7-й класс я закончила первой в классе, и в середине 8-го мне предложили перейти на класс выше. Я согласилась. Мне пришлось отказаться от латыни, но на зимних каникулах я нагнала сверстников в немецком. Можете считать меня тщеславной, но я с большим удовольствием отметила изумление на лице преподавателя немецкого, когда он отдавал мне работу с «шестеркой» (высшая оценка в швейцарской школе) на первой же неделе обучения в 9-м классе. В то время я также начала учить английский. И 9-й я закончила первой ученицей.
За два месяца до своей смерти отец рассказал мне о разговоре с младшим коллегой. Случился он во время его второй командировки в Женеву. С тех пор как я жила там с родителями и ходила в местную школу, прошло больше 10 лет. К тому времени я уже вышла замуж и жила в Нью-Йорке. Видимо, ребенок того коллеги ходил в ту же школу, где училась я. Вот он и спросил у отца, прожившего в Женеве не один год, слышал ли он о русской девочке, ходившей в коллеж Бюде много лет назад, о которой до сих пор вспоминают как об особенно одаренной ученице. И отец ответил: «Конечно. Это моя дочь».
Больше он ничего не сказал, да и я не задавала вопросов. Мы поняли друг друга без слов. Я счастлива, что подарила ему несколько мгновений отцовской гордости. И рада, что он мне об этом рассказал.
И в то же время как мне хотелось бы дать ему куда больше, чем обещания успеха. Только теперь, оглядываясь назад, понимаю глубину его отчаяния, когда я отказалась от возможности сделать карьеру. Человеком он был весьма жестким, но всегда позволял мне принимать самостоятельные решения и никогда не настаивал на своем. Он держал свое мнение при себе. Те, кто хотел узнать его, слушали. Мне тяжело думать о том, как жестоко я, должно быть, разочаровала его.

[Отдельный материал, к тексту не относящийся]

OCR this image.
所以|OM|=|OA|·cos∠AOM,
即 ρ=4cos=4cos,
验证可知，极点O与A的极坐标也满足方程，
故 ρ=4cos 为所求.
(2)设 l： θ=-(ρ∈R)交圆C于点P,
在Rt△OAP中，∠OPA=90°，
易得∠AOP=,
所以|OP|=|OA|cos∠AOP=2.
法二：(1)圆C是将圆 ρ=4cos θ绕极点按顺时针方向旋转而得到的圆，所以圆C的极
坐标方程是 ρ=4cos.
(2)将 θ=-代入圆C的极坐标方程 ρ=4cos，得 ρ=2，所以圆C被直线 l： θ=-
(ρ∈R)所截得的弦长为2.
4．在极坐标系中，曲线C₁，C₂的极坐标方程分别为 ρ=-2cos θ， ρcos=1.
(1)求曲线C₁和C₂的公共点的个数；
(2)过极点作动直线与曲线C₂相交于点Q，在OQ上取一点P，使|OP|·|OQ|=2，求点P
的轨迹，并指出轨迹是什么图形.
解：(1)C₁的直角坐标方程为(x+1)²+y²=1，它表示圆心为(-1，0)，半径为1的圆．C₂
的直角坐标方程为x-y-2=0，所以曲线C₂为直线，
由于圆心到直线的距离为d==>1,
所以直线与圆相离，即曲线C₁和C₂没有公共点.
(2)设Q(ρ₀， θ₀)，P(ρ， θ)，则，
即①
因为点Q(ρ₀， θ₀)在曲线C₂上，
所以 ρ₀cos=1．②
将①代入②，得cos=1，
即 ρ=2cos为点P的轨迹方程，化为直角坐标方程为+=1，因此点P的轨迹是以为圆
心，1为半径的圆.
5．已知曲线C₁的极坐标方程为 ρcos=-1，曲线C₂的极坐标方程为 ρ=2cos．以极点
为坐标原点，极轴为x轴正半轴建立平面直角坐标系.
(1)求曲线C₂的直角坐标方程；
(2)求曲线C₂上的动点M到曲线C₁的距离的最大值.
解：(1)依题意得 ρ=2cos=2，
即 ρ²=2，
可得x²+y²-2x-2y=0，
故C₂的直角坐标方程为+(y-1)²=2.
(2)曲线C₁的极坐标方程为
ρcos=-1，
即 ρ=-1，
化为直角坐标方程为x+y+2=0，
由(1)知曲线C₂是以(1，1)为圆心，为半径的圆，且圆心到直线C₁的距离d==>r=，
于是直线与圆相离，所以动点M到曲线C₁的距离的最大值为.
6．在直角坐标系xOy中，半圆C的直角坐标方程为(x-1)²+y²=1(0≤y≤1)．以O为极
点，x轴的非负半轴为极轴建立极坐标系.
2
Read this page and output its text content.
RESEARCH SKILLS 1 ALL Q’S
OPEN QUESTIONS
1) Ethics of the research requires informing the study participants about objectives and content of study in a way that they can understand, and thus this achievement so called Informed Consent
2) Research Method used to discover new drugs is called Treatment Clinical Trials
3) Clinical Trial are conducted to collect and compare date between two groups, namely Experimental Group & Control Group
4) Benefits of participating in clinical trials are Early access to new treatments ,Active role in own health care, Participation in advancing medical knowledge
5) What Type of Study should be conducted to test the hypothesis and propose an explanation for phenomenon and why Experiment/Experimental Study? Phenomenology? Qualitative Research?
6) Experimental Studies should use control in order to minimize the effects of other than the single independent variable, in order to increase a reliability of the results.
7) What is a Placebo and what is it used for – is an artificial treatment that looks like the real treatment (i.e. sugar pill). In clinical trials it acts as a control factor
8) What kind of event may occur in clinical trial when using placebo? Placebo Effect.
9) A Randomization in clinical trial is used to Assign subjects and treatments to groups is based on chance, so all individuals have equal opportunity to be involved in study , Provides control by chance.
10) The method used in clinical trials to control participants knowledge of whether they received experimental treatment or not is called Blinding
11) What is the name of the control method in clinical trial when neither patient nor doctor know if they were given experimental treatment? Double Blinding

Довольно интересно, что в обеих моих школах произошли схожие случаи. Первый – после диктанта в 4-м классе русской школы. Четверть едва началась, как родителей вызвали в школу. Меня обвиняли в том, что я списала у соседки по парте, отличницы. Не знаю, что они сказали учителю, но мне они не сказали ни слова. Они всегда вели себя уверенно, но не высокомерно. И к этому инциденту они отнеслись как к недоразумению, чем это и было на самом деле. Я редко делала ошибки в словах, так что их реакция была вполне естественной. Тем не менее я благодарна и счастлива, что они встали на мою сторону. Я очень ценила доверие: это очень ценное чувство в принципе, а родительское – тем более. Мне не нужно было его завоевывать, оно было отправной точкой наших отношений. Считалось, что я его достойна, и я старалась это доверие оправдывать.
На следующий день мне велели пересесть за парту к менее блестящему ученику. Несмотря на всю эту шумиху, вопрос о наказании не поднимался. Очередной диктант я снова написала без ошибок. Инцидент был исчерпан.
Первые несколько месяцев в швейцарской школе мне пришлось трудно – я плохо знала французский и не всегда понимала, что говорит учитель и что от нас требуется. На первой контрольной по математике преподаватель строго упрекнул меня, что я списываю у соседки. Как смогла, я постаралась объяснить ему, что подсматриваю только затем, чтобы понять, какое задание нам дали. По части списывания правила были весьма строгие. Уличенному тут же ставили «ноль». Ни жалобы, ни оправдания обычно не помогали. Преподаватель едва заметно помедлил и не стал забирать у меня листок, однако сомневаюсь, что он мне все же поверил, судя по тому, с каким выражением на следующем уроке он отдавал мне работу с оценкой. Не помню, какую оценку получила моя соседка и к тому времени новая подружка, но совершенно понятно было: я никак не могла у нее списать. Ошибок у меня не было.
В швейцарской школе наказывали и за то, что забыл учебник или специальную тетрадь для проверочных работ, а также любую необходимую для занятий мелочь. Каждые две недели мы получали оценки за «дисциплину», и за каждый подобный проступок снималось полбалла. Такие проступки назывались oubli [2] Здесь: забыто дома нечто необходимое для занятий.
.
Каждая оценка ставилась в строгом соответствии с количеством набранных очков по шестибалльной системе от нуля до шести баллов через каждые полбалла. Каждое задание, каждая проверочная работа приносили определенное количество очков. Выходило весьма объективно. Личность ученика и учителя практически не влияла на оценку. Кроме, разумеется, моего первого учителя математики. Пишу это – и из глубин памяти спустя сорок пять лет ко мне приходит его имя. Думаю, нет, я уверена, что помню его правильно. Спасибо, что поверили мне тогда, месье Шевалье!